The UAE’s foreign ministry said the incident, which took place near its territorial waters in the Gulf of Oman, was a “serious development” and was being investigated with local and international parties.
No one was hurt and no fuel or chemicals were spilled, the state-run WAM news agency quoted the foreign ministry as saying. Work at the nearby UAE port in Fujairah was not interrupted.
The UAE did not identify the alleged attackers nor give details of what happened but asked the international community to stop any parties “attempting to undermine maritime traffic safety and security,” WAM said.

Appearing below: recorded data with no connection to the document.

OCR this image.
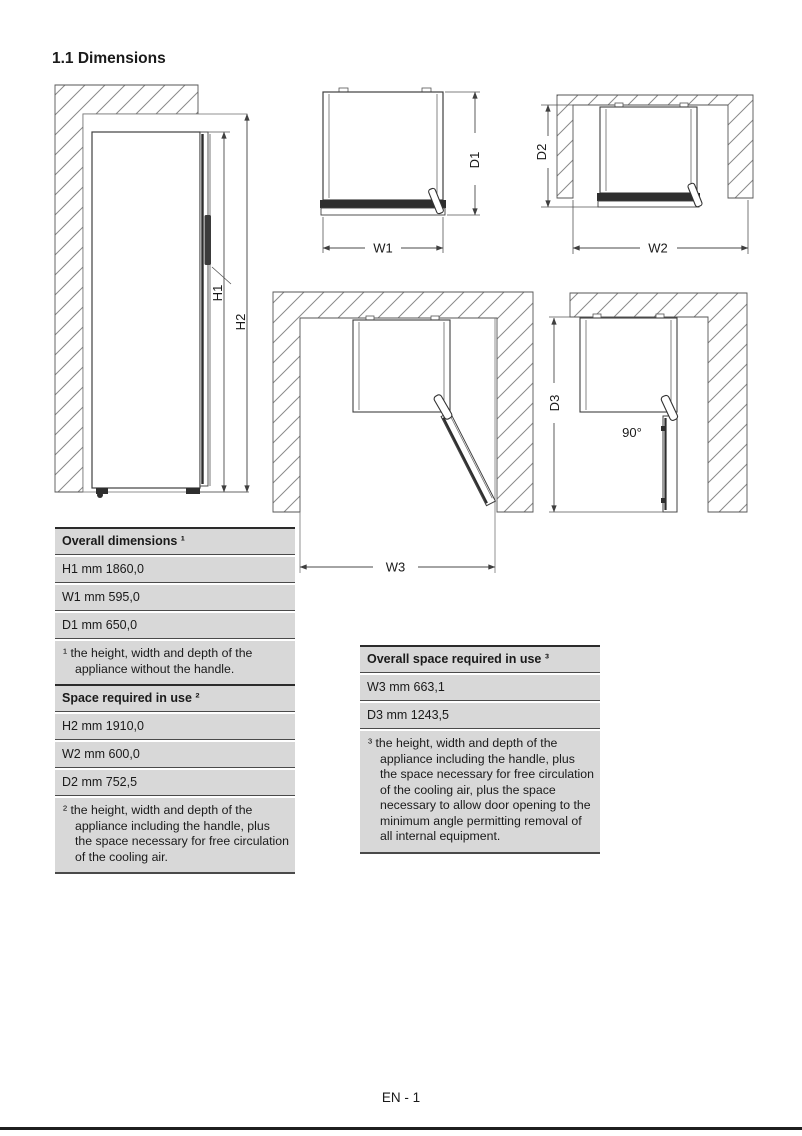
1.1 Dimensions
H1
H2
W1
D1	D2
W2
W3
90°
D3
Overall dimensions ¹
H1 mm 1860,0
W1 mm 595,0
D1 mm 650,0
¹ the height, width and depth of the appliance without the handle.
Space required in use ²
H2 mm 1910,0
W2 mm 600,0
D2 mm 752,5
² the height, width and depth of the appliance including the handle, plus the space necessary for free circulation of the cooling air.
Overall space required in use ³
W3 mm 663,1
D3 mm 1243,5
³ the height, width and depth of the appliance including the handle, plus the space necessary for free circulation of the cooling air, plus the space necessary to allow door opening to the minimum angle permitting removal of all internal equipment.
EN - 1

The incident comes at a time of heightened tensions in the Gulf. The U.S. has deployed an aircraft carrier, bomber planes and defense missiles to the region amid rising tensions with Iran, which has threatened to block oil shipments through the Strait of Hormuz if the U.S. succeeds in halting its energy exports.
Antagonism between the countries worsened this month since Trump eliminated exceptions to U.S. sanctions on Iranian oil. The Islamic Republic responded by threatening to scale back its obligations under the 2015 nuclear deal.
Strait of Hormuz, the World’s Most Important Chokepoint for Oil
The Strait of Hormuz connects the Gulf to the Indian Ocean. Iran is to the north and the UAE and Oman to the south. It is the single most important waterway for global trade in crude oil, with tankers hauling about 17.5 million barrels passing through it daily, Bloomberg tanker tracking shows.
That’s equal to about 40% of all the crude traded internationally. All oil exports from Kuwait, Iran, Qatar and Bahrain, more than 90% of those from Saudi Arabia and Iraq, and 75% of shipments from the UAE pass through it.